Inspiro, retendo o ar todo nos meus pulmões. Ouvir a morena a dizer isto, após ter passado as últimas semanas a pensar no que poderia estar a acontecer a todos os segundos deixava-me tão aliviada, um peso saía de cima de mim tão bruscamente que a felicidade era demasiada para me impedir de ter vontade de saltar.

A Abigail desculpava-me apesar de eu não o merecer. Continuava vezes e vezes sem conta a martirizar-me sobre tudo o que tinha acontecido no outro lado do mundo, tudo o que a nossa vida podia ser agora se eu não tivesse bebido nem beijado o namorado da minha melhor amiga. Porque eu causara, de certa forma, todas as coisas más que estavam a acontecer neste momento e apesar de as coisas com Calum terem corrido bem, ou pelo menos ele me mostrar que fazia questão de apagar aquilo da sua cabeça, eu sabia que nem tudo estava bem.

"Eu é que tenho de pedir desculpa, a vocês os dois." Suspiro. "Sou a culpada disto tudo e só posso agradecer por vos ter comigo, mesmo que tenha sido uma pessoa horrível e sem consciência."

Calum desvia o olhar quando tento manter contacto visual mas Abigail sorri, agarrando uma das minhas mãos.
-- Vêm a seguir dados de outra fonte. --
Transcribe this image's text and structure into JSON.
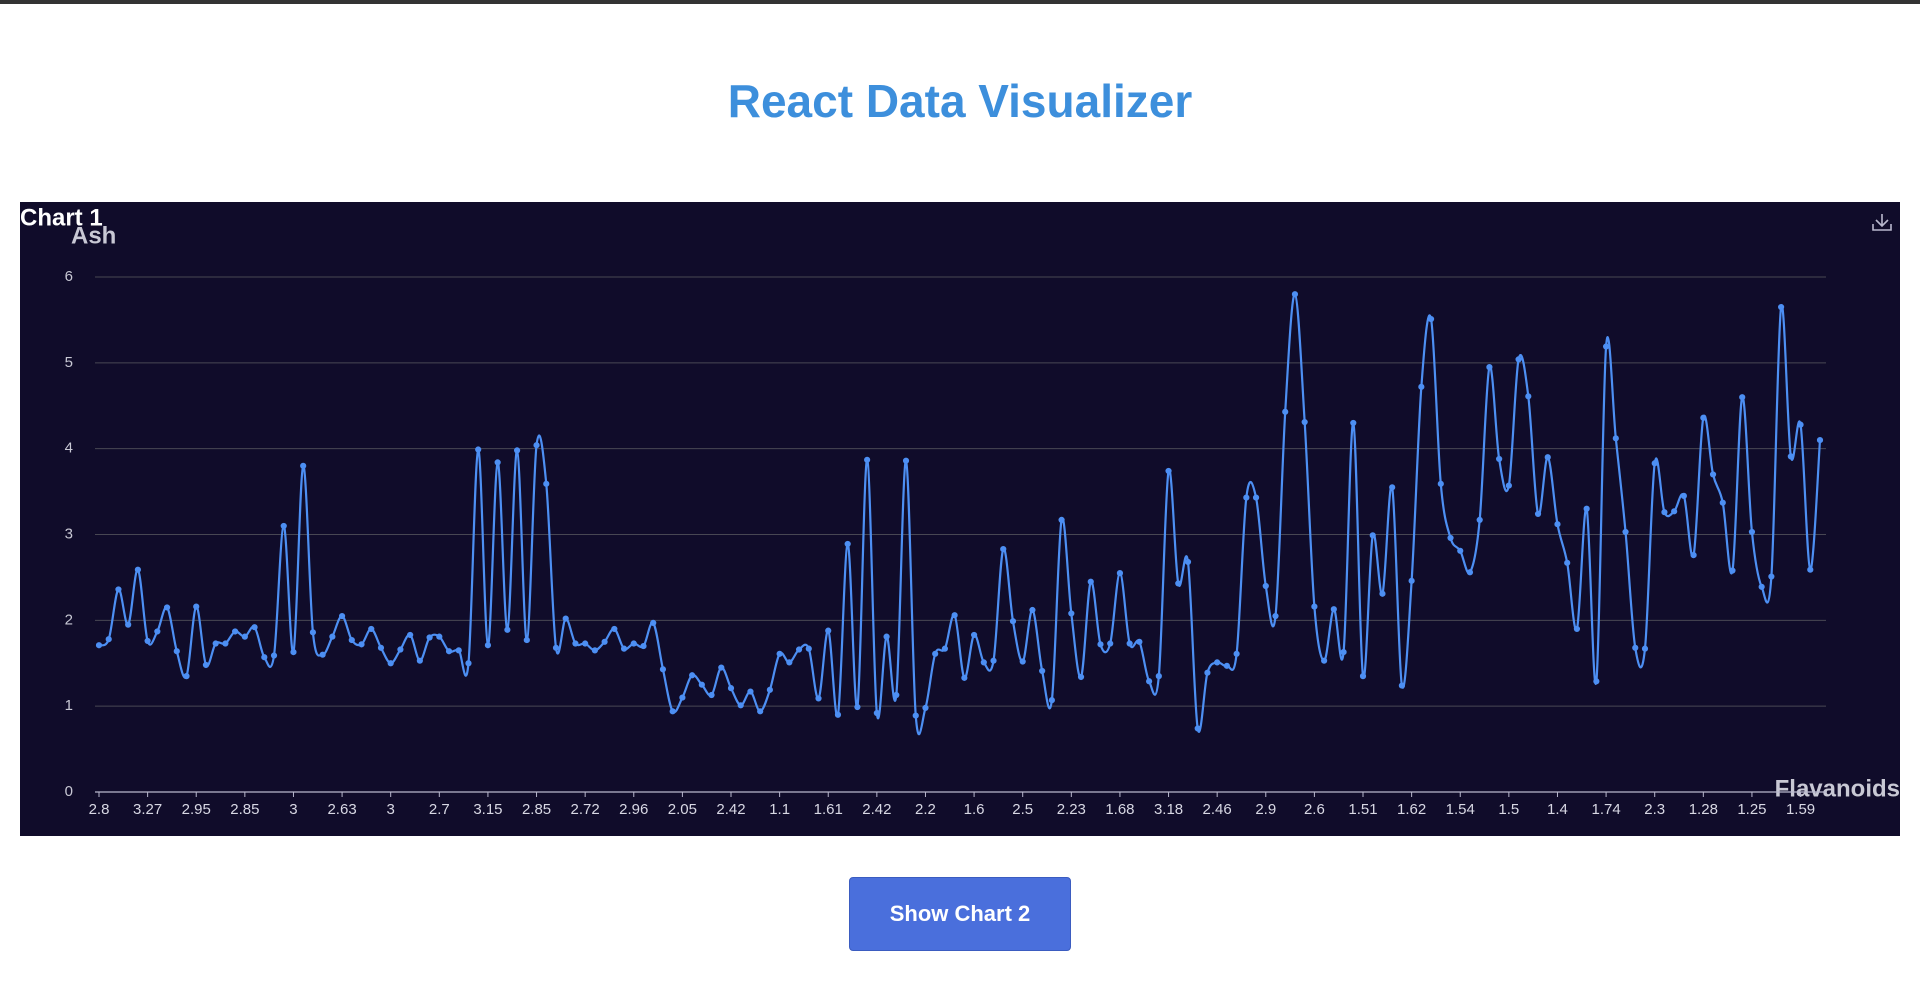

"Eu esqueço esta imensa confusão e tudo o que aconteceu, a sério que sim." O seu sorriso aberto aquece rapidamente o meu coração. Ter pensado durante todas estas horas que a última conversa que teria com a minha melhor amiga era sobre contas da casa e a nossa falência monetária deixava-me completamente revoltada comigo mesma. "E tu também, certo Calum?"
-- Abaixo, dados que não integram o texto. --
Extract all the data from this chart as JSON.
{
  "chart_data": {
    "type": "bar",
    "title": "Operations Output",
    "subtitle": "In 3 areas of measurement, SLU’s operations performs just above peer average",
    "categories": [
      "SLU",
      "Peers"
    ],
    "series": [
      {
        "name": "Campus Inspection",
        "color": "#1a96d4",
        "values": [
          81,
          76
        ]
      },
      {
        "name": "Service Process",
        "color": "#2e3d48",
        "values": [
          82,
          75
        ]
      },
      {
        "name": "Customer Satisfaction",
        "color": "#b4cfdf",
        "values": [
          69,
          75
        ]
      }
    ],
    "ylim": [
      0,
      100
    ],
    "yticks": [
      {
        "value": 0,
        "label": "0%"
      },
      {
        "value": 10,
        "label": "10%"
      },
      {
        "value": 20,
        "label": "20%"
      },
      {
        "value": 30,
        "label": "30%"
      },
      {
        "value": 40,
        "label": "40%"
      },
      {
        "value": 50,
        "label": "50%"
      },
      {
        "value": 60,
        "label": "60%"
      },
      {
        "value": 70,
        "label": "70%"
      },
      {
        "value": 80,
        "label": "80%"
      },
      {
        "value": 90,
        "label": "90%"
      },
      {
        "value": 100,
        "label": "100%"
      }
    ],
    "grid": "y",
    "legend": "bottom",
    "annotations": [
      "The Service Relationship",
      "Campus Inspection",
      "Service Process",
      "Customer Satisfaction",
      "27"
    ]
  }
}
"Claro que sim." A sua voz grave vibra contra as minhas costas. "Já tinha dito que sim."

Sorrio mais uma vez, abraçando o rapaz atrás de mim antes de deixar um longo beijo na testa de Abi.

Não sei quanto tempo passa até decidirmos que é hora de irmos embora e Ashton aparecer, mas o tempo parece passar rápido com toda a conversa que se forma naturalmente alguns segundos após o silêncio da minha amostra de carinho. Falamos sobre praticamente tudo, o equivalente a umas semanas sem comunicarmos uma com a outra, e quando o nome de Joseph vem a propósito da conversa das audições, Calum parece ficar bastante tenso, perguntando sobre tudo e mais alguma coisa sobre a origem da nossa amizade. No entanto, após uns argumentos e outros, conseguimos convencê-lo que o loiro era inofensivo e nada do que ele pudesse fazer ia alguma vez separar a nossa relação.
Reconciliar-me com Abigail era como renascer das cinzas, era algo que eu precisava tanto e sentia tanta falta que qualquer que fosse a coisa que viesse nos próximos dias não me iria deitar abaixo, porque eu tinha-a por garantida como meu apoio e felicidade.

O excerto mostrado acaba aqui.